Tamms opened in 1998. Inmate-on-inmate and inmate-on-staff violence in Illinois prisons started to decline in 1996 -- two years before Tamms -- and has been on a steady downward slope since then. Before 1996, gangs were in virtual control of several prisons in Illinois. When prison officials were publicly shamed that year by wide dissemination of a video showing convicted mass murderer Richard Speck partying with cocaine at the Stateville Correctional Center, they implemented wide-ranging reforms designed to take back control of the prison system from the gangs. A marked decrease in violence followed almost immediately.
Tamms, in other words, did not instigate a reduction of violence in our prisons. It is true that one study noted a short-term acceleration of the overall downward trend in prison violence for a few months after Tamms opened. Tamms supporters cling to this finding as proof that keeping Tamms open makes our prisons safer. They are mistaken. Jody Sundt, lead author of the study that the Tamms proponents tout, has this to say: "We simply do not know enough about the supermax or about the effect of Tamms specifically, to make an educated guess about the long-term effectiveness of these facilities."
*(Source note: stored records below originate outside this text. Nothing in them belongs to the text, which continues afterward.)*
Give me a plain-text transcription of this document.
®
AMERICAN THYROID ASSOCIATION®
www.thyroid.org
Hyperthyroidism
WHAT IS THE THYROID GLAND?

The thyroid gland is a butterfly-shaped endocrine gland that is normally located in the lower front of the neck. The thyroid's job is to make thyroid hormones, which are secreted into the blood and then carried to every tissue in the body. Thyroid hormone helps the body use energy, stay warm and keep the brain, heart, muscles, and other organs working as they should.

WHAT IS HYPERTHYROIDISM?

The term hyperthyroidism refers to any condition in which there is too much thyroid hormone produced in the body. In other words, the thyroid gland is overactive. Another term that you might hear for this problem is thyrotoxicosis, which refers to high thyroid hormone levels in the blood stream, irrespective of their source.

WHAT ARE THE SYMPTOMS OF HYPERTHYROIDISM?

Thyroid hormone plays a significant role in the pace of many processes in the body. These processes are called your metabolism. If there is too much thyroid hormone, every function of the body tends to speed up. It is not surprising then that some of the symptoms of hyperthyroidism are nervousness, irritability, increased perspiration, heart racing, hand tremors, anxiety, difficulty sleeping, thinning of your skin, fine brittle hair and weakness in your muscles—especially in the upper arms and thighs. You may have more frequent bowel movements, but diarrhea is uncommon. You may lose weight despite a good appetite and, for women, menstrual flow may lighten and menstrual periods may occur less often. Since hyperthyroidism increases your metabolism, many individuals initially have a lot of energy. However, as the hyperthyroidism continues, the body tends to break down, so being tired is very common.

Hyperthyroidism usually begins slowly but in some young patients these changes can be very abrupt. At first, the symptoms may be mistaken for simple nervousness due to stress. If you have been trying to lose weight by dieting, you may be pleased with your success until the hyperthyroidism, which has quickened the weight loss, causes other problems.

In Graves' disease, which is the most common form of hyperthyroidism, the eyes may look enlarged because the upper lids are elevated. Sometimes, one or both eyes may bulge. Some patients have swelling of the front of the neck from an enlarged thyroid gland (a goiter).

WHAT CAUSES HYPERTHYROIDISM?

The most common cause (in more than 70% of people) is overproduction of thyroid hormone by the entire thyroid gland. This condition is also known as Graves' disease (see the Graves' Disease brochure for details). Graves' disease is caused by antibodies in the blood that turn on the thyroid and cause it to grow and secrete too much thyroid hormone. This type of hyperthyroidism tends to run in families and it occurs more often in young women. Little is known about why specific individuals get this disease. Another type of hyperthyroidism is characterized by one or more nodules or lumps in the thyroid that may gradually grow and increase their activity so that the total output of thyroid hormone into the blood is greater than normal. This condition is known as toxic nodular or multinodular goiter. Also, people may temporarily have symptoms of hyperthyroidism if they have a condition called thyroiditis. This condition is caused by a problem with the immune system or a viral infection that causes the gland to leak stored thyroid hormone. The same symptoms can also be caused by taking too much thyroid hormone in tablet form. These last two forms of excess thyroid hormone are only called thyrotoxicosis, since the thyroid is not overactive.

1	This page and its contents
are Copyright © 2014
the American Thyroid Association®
Sundt is only half right. The experience with supermax prisons around the country in the past 20 years has convinced a growing number of prison administrators that subjecting inmates to brutal conditions of isolation for extended periods actually increases violence in our prisons. For example, the New York Times reported last Sunday that Mississippi's decision to loosen restrictions on prisoners in that state's super-maximum-security prison actually reduced violence. No longer driven to rage and despair by the conditions of their confinement, prisoners become easier to manage.
The pointless infliction of harm on our fellow human beings is never "effective." Tamms is immoral and its continued existence can't be justified. Illinois will be a better place once the supermax is closed.